Schweizer Eierbranche bleibt zurückhaltend
Die Seleggt-Methode hat einen grossen Schwachpunkt: Die Geschlechtsbestimmung ist erst am achten Bruttag mit hoher Treffersicherheit möglich. Das ist manchen Fachleuten zu spät, denn zu diesem Zeitpunkt ist ein Hühnerembryo schon weit entwickelt.
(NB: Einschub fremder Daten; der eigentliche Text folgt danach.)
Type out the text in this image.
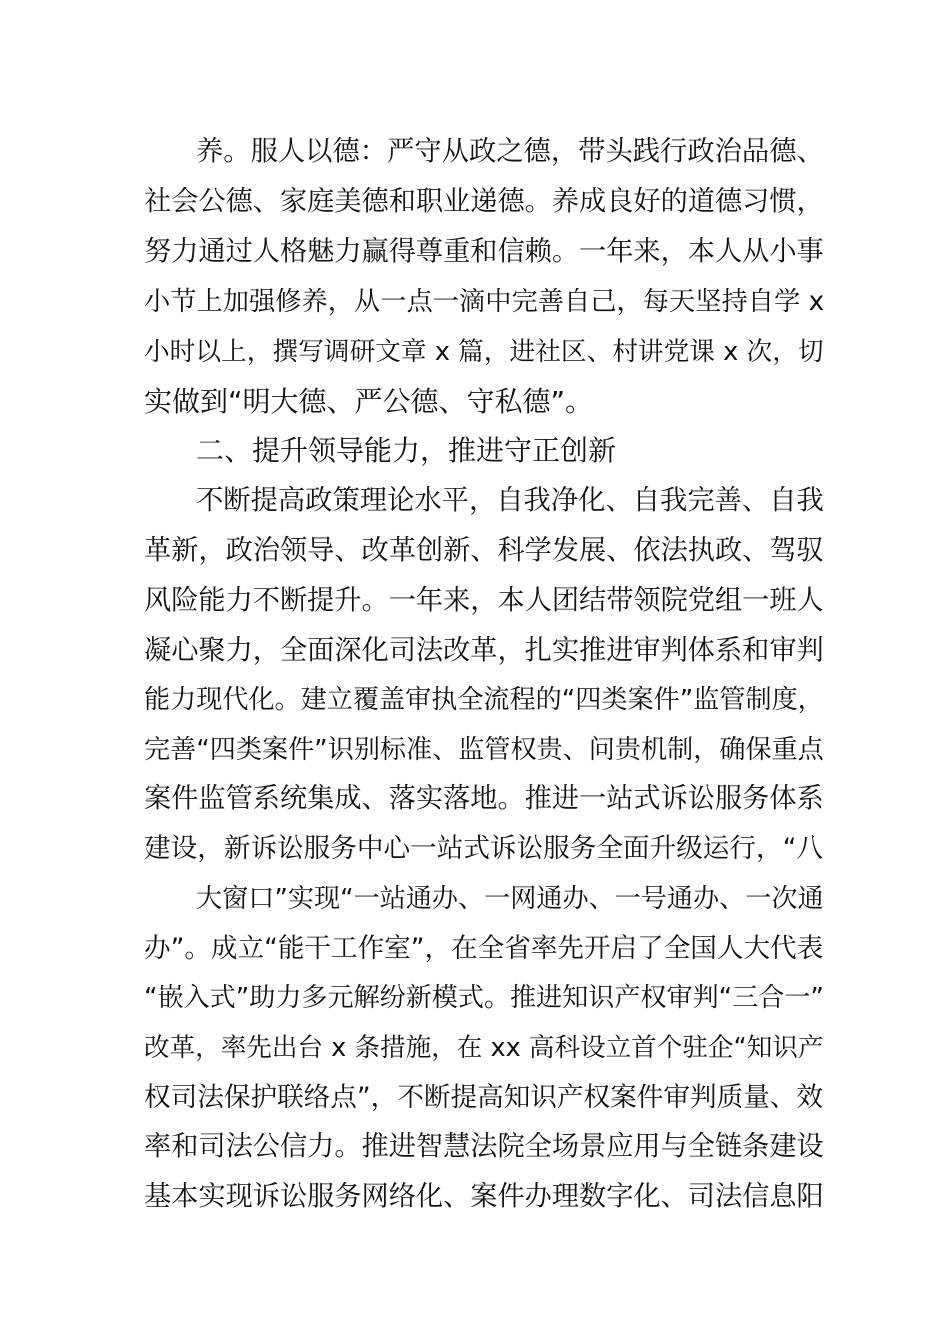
养。服人以德：严守从政之德，带头践行政治品德、
社会公德、家庭美德和职业递德。养成良好的道德习惯，
努力通过人格魅力赢得尊重和信赖。一年来，本人从小事
小节上加强修养，从一点一滴中完善自己，每天坚持自学 x
小时以上，撰写调研文章 x 篇，进社区、村讲党课 x 次，切
实做到“明大德、严公德、守私德”。
二、提升领导能力，推进守正创新
不断提高政策理论水平，自我净化、自我完善、自我
革新，政治领导、改革创新、科学发展、依法执政、驾驭
风险能力不断提升。一年来，本人团结带领院党组一班人
凝心聚力，全面深化司法改革，扎实推进审判体系和审判
能力现代化。建立覆盖审执全流程的“四类案件”监管制度，
完善“四类案件”识别标准、监管权贵、问贵机制，确保重点
案件监管系统集成、落实落地。推进一站式诉讼服务体系
建设，新诉讼服务中心一站式诉讼服务全面升级运行，“八
大窗口”实现“一站通办、一网通办、一号通办、一次通
办”。成立“能干工作室”，在全省率先开启了全国人大代表
“嵌入式”助力多元解纷新模式。推进知识产权审判“三合一”
改革，率先出台 x 条措施，在 xx 高科设立首个驻企“知识产
权司法保护联络点”，不断提高知识产权案件审判质量、效
率和司法公信力。推进智慧法院全场景应用与全链条建设
基本实现诉讼服务网络化、案件办理数字化、司法信息阳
Die Schweizer Eierbranche hält sich noch bedeckt. Daniel Würgler vom Branchenverband Gallo-Suisse sagt, die Methode töne vielversprechend. Weil sie jedoch noch nicht flächendeckend im Markt eingesetzt werden könne, wolle man mit einem Urteil und einem Entscheid noch zuwarten. Er fügt an: «Der Konsument kann bereits heute Eier kaufen von Hennen, deren Bruder nicht gestorben ist, etwa vom Projekt ‹Henne und Hahn› oder von ‹Zweinutzungshühnern›, wo die Weibchen Eier legen und die Männchen gemästet werden.» Doch dies sind Nischenprodukte und sie werden es wohl bleiben.
Ludger Breloh ist überzeugt, dass seine Seleggt-Methode für die Massenproduktion ein grosser Fortschritt ist: «Es ist alle Male eine bessere Lösung, am achten Tag Eier auszusortieren, den Brutprozess bei den männlichen Küken zu beenden, als dieses Leben entstehen zu lassen, um es gleich am ersten Tag zu töten.» Falls sich die Marktpartner in der Schweiz irgendwann entscheiden: Er stehe bereit.